Сенат гудел, словно растревоженный пчелиный улей. Мало того что фюрер назначил заседание на поздний вечер, так он еще и опаздывал уже на целых три часа. Такое вопиющее безобразие вызывало праведный гнев в среде высокопоставленных чиновников Тысячелетнего Рейха. Фюрер уже давно вел себя неподобающим образом по отношению к сенаторам, да и к насущным проблемам государства относился спустя рукава. А его последнее назначение на традиционно пустующий пост рейхсфюрера СС никому не известного юноши вообще не влезало ни в какие рамки! Если к началу заседания многие нейтрально настроенные сенаторы были не готовы поддержать зачинщиков мятежа, то по прошествии трех часов томительного ожидания они резко поменяли свое мнение. Присоединившись к многочисленной группе Ганса Бормана, внука легендарного героя Третьего Рейха Мартина Бормана, они призывали остальных к отстранению Карла Лепке от руководства Тысячелетним Рейхом. Ганс уже не сомневался в исходе заседания сената, как и не сомневался в кандидатуре нового фюрера, коим мнил себя уже давно. По его мнению, дело оставалось за малым: дождаться Лепке и после результатов голосования сообщить ему, что он низложен. Борман торжествовал… Хотя праздновать победу было еще рано. Ничего, он подождет еще немного, ведь каждая минута опоздания фюрера добавляла в его лагерь новых сторонников.

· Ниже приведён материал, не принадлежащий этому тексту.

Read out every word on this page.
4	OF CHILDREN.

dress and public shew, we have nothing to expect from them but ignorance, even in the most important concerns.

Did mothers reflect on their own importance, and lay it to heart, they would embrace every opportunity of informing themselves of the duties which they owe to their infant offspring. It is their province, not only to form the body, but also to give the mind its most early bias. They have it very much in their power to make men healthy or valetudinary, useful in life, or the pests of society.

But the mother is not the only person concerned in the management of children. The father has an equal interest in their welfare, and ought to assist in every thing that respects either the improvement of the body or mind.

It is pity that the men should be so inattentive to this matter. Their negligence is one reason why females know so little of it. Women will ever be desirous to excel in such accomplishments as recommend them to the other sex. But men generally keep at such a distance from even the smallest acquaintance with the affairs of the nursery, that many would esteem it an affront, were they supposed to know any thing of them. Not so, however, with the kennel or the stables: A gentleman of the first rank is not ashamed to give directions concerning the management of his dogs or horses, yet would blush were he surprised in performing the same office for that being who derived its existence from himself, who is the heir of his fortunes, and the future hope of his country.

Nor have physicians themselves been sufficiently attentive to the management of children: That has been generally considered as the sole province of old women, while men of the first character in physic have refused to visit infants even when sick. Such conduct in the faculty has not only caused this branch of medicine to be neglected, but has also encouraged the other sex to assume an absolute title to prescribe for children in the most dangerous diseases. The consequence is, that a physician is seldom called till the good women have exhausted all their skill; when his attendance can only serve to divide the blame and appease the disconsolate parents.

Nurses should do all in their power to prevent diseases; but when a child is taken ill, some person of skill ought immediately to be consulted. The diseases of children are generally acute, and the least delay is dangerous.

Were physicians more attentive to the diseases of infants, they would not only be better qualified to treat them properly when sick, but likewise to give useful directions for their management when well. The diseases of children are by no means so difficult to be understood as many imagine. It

– Господа офицеры! Сенаторы! – в зале заседаний раздался усиленный динамиками голос Лютера Зелмера, личного адъютанта Лепке. – Прошу встать!
Сенаторы возмущенно загудели, оглядываясь по сторонам: в проходах между рядами кресел возникли вооруженные солдаты, облаченные в парадные черные эсэсовские мундиры с неизвестными до сего момента знаками отличия. Принципиально в появлении солдат не было ничего необычного, в особо торжественных случаях на заседаниях и ассамблеях в проходах выставлялся почетный караул из бравых офицеров «Лейбштандарта Адольф Гитлер», которые были хорошо известны многим присутствующим на заседании сенаторам. Нынешний караул не имел ничего общего с вышеозначенным почетным подразделением. И это наводило сенаторов на некоторые размышления.
– Встать! – вновь загрохотал усиленный динамиками голос личного адъютанта фюрера. – Фюрер и канцлер Тысячелетнего Рейха – Карл Лепке! Зиг хайль! Зиг хайль! Зиг хайль!
Фюрер стремительно подошел к возвышению, на котором располагалась украшенная Имперским Орлом с левосторонней свастикой кафедра, и занял предназначенное ему место. Из массы сенаторов лишь небольшая ее часть, не больше четверти, поспешила встать на ноги и, выкрикивая приветственное «Зиг хайль!», истово отсалютовать законному руководителю государства. Остальные сенаторы, подзуживаемые людьми Ганса Бормана, остались сидеть на своих местах, демонстрируя недовольство. Фюрер с каменным лицом поднялся на возвышение и встал за кафедру.